The 22-strong cast has been on board since August this year and thrice-weekly rehearsals have been taking place in the HAODS Studio next door to the Kenton.

Sam said: “The rehearsals are going brilliantly. We had our first complete run of the show last Sunday and it went unbelievably well. I was like, ‘Wow, it’s going to be great.’

“Everyone is so excited to do it — it’s such a fun show, it’s ridiculous. The characters are completely over the top but it’s very funny. It’s just a really nice light-hearted story.

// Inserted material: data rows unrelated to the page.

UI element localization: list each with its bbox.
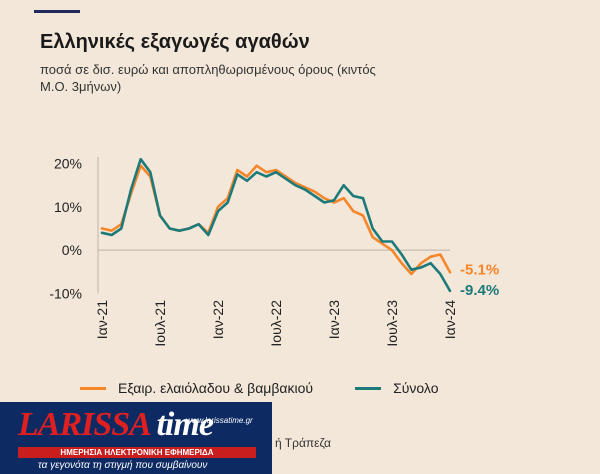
legend-item-olive-oil-excluded: Εξαιρ. ελαιόλαδου & βαμβακιού bbox=[80, 380, 313, 396]
x-tick-label: Ιουλ-22 bbox=[268, 300, 284, 347]
header-accent-rule bbox=[34, 10, 80, 13]
x-tick-label: Ιουλ-21 bbox=[152, 300, 168, 347]
x-tick-label: Ιαν-23 bbox=[326, 300, 342, 339]
x-tick-label: Ιαν-24 bbox=[442, 300, 458, 339]
chart-title: Ελληνικές εξαγωγές αγαθών bbox=[40, 31, 310, 53]
y-tick-label: 20% bbox=[54, 156, 82, 172]
chart-subtitle: ποσά σε δισ. ευρώ και αποπληθωρισμένους … bbox=[40, 62, 376, 94]
legend-label: Εξαιρ. ελαιόλαδου & βαμβακιού bbox=[118, 380, 314, 396]
logo-tagline: ΗΜΕΡΗΣΙΑ ΗΛΕΚΤΡΟΝΙΚΗ ΕΦΗΜΕΡΙΔΑ bbox=[18, 447, 256, 458]
x-tick-label: Ιουλ-23 bbox=[384, 300, 400, 347]
y-tick-label: -10% bbox=[49, 286, 82, 302]
logo-site-url: www.larissatime.gr bbox=[186, 416, 253, 425]
series-line-olive-oil-excluded bbox=[100, 164, 452, 276]
publisher-logo[interactable]: LARISSA time www.larissatime.gr ΗΜΕΡΗΣΙΑ… bbox=[0, 402, 272, 474]
y-tick-label: 10% bbox=[54, 199, 82, 215]
legend-swatch-teal bbox=[355, 386, 382, 390]
legend-item-total: Σύνολο bbox=[355, 380, 438, 396]
x-tick-label: Ιαν-21 bbox=[94, 300, 110, 339]
series-end-label: -9.4% bbox=[460, 282, 499, 299]
y-tick-label: 0% bbox=[62, 242, 82, 258]
x-tick-label: Ιαν-22 bbox=[210, 300, 226, 339]
legend-label: Σύνολο bbox=[393, 380, 439, 396]
line-chart: 20% 10% 0% -10% Ιαν-21 Ιουλ-21 Ιαν-22 Ιουλ-22 Ια… bbox=[49, 156, 499, 347]
series-end-label: -5.1% bbox=[460, 261, 499, 278]
logo-slogan: τα γεγονότα τη στιγμή που συμβαίνουν bbox=[38, 460, 208, 471]
series-line-total bbox=[100, 157, 452, 293]
logo-wordmark: LARISSA time bbox=[18, 406, 214, 443]
source-note: ή Τράπεζα bbox=[275, 436, 331, 450]
chart-legend: Εξαιρ. ελαιόλαδου & βαμβακιού Σύνολο bbox=[80, 380, 480, 396]
legend-swatch-orange bbox=[80, 386, 106, 390]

Shrek the Musical pretty much tells the story of the first film. The fairytale creatures get evicted from the Kingdom of Duloc, where they’re living, which is owned by Lord Farquaad.

“He kicks them out and they end up on Shrek’s swamp and Shrek’s like, ‘I’m not having you on my swamp — it’s mine!’

“So they say, ‘Well, you need to go and stand up to Farquaad because we’ve got nowhere else to live.’

“Shrek decides he’s going to go and front up this Lord Farquaad and say ‘Get these fairytale creatures off my swamp!’ And then en route he meets a talking donkey. He and Donkey then decide to go and rescue this princess from a dragon. She has been there for years and years.

“They find out that Farquaad wants to marry a princess, so they decide that if they take Princess Fiona then they can get the fairytale creatures out of the swamp and Shrek can have his swamp back.”

While Shrek The Musical has previously played in the West End and at larger regional venues such as the New Theatre Oxford, it was only licensed to smaller theatre companies for the first time last year.

Sam said: “Music Theatre International, which owns the rights to Shrek The Musical, actually approached us and said would we like to do it?

“They must have picked societies around the country because up until 2020 Shrek the Musical wasn’t available to amateur groups.

“They approached us in 2019 and said that amateur companies were going to be able to perform Shrek in 2020 and would we like to be one of those groups. And we all went, ‘Absolutely!’”

One of the first amateur groups in the country to stage the show was Panda Productions, 20 miles down the road in Chesham.

Sam said: “Julie and I saw it the week before the first lockdown. I’ve not heard of anybody else doing the show before us.”

Sam and Julie were so impressed by the set used in the Chesham production that they agreed to buy it once Panda Productions had finished with it.

Sam said: “They had basically made this set, which is all on wheels, and they said ‘Do you want to buy it?’ We bought it from them and the plan is to sell it on to somebody else doing Shrek. We’ve already approached other groups to sell it on after we finish because we’ve got nowhere to store it.

“It’s a brilliant design because it turns around. So one side is Shrek’s swamp and the other side is Lord Farquaad’s castle.”